Kedua, adanya budaya mengantar anak. Sebagian orang tua masih memilih mengantar anak mereka sendiri, didorong oleh faktor kebiasaan, keamanan atau kenyamanan yang dirasa lebih terjamin.
Ketiga, kurangnya kesadaran dan promosi. Diperlukan upaya sosialisasi yang masif untuk meningkatkan pemahaman masyarakat dan sekolah mengenai manfaat jangka panjang bus sekolah, terutama dari aspek keselamatan, ramah lingkungan dan penanaman disiplin.
Di samping kendala yang sudah disebutkan, tantangan kelembagaan dan operasional juga menjadi fokus.
Pertama, dari sisi manajemen dan pengawasan, diperlukan pembentukan lembaga pengelola yang kuat dan independen guna memastikan pengelolaan armada (termasuk perawatan, jadwal dan kualitas pengemudi) dapat dilakukan secara profesional dan tepat waktu.
Kedua, terdapat masalah keterbatasan armada, di mana jumlah bus yang tersedia saat ini seringkali tidak memadai untuk melayani seluruh rute yang ada, terutama pada jam sibuk (pagi dan siang hari).
Ketiga, integrasi jadwal menjadi tantangan tersendiri; menyelaraskan jadwal kedatangan dan keberangkatan bus dengan waktu masuk dan pulang sekolah dari berbagai institusi yang berbeda di seluruh kabupaten terbukti kompleks.
Penutup
Program bus sekolah adalah wujud nyata komitmen Pemkab Belitung Timur terhadap dunia pendidikan dan masa depan anak. Melalui layanan bus sekolah gratis ini, pelajar merasakan prioritas layanan, kenyamanan, kemudahan aksesibilitas dan fasilitas yang memadai.

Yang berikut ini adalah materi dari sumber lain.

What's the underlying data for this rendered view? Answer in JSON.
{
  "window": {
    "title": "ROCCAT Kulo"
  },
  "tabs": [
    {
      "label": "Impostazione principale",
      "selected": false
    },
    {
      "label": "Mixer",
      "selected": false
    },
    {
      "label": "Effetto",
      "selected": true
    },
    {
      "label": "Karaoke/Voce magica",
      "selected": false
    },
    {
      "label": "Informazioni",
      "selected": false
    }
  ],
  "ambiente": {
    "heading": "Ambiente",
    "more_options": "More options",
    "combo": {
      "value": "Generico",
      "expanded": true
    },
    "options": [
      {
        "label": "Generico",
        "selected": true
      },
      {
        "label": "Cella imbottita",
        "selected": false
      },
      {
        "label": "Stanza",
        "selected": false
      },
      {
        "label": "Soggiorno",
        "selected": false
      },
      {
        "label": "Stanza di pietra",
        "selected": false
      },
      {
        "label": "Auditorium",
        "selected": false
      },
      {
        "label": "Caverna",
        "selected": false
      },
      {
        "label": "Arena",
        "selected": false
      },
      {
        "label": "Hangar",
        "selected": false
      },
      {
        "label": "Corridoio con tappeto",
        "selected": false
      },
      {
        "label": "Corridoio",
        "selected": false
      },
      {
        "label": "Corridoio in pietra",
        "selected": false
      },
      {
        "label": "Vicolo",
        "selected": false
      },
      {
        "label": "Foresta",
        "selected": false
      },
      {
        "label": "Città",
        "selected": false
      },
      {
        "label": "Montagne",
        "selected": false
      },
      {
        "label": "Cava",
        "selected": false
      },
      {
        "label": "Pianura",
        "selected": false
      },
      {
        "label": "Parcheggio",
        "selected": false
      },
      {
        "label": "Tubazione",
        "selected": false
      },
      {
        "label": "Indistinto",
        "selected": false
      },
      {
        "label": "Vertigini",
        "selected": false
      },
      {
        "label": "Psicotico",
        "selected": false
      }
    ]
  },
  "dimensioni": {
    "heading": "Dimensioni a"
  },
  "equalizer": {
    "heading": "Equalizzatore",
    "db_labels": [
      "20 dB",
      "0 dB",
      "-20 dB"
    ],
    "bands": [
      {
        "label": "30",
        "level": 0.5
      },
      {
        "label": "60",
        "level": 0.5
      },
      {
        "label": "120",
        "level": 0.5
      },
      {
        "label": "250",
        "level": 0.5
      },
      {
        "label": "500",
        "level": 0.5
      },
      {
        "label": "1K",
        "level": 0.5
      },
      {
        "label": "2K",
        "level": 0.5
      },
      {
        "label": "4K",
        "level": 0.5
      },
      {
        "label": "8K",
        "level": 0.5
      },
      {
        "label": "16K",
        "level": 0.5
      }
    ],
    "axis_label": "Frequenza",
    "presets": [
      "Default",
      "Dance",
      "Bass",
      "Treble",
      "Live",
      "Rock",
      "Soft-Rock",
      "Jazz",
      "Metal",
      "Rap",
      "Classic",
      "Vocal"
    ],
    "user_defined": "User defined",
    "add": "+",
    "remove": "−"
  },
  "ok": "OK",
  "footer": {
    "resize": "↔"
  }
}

Untuk mencapai layanan yang aman, nyaman, dan ramah anak, diperlukan peran serta aktif dari seluruh pihak, termasuk masyarakat, orang tua, guru, dan pemangku kepentingan (stakeholder).
Ke depan, inovasi dan adaptasi teknologi sangat diperlukan dalam peningkatan layanan dan diharapkan jumlah armada, serta jangkauan wilayah dapat terus ditingkatkan. (Djoko Setijowarno, Akademisi Prodi Teknik Sipil Unika Soegijapranata)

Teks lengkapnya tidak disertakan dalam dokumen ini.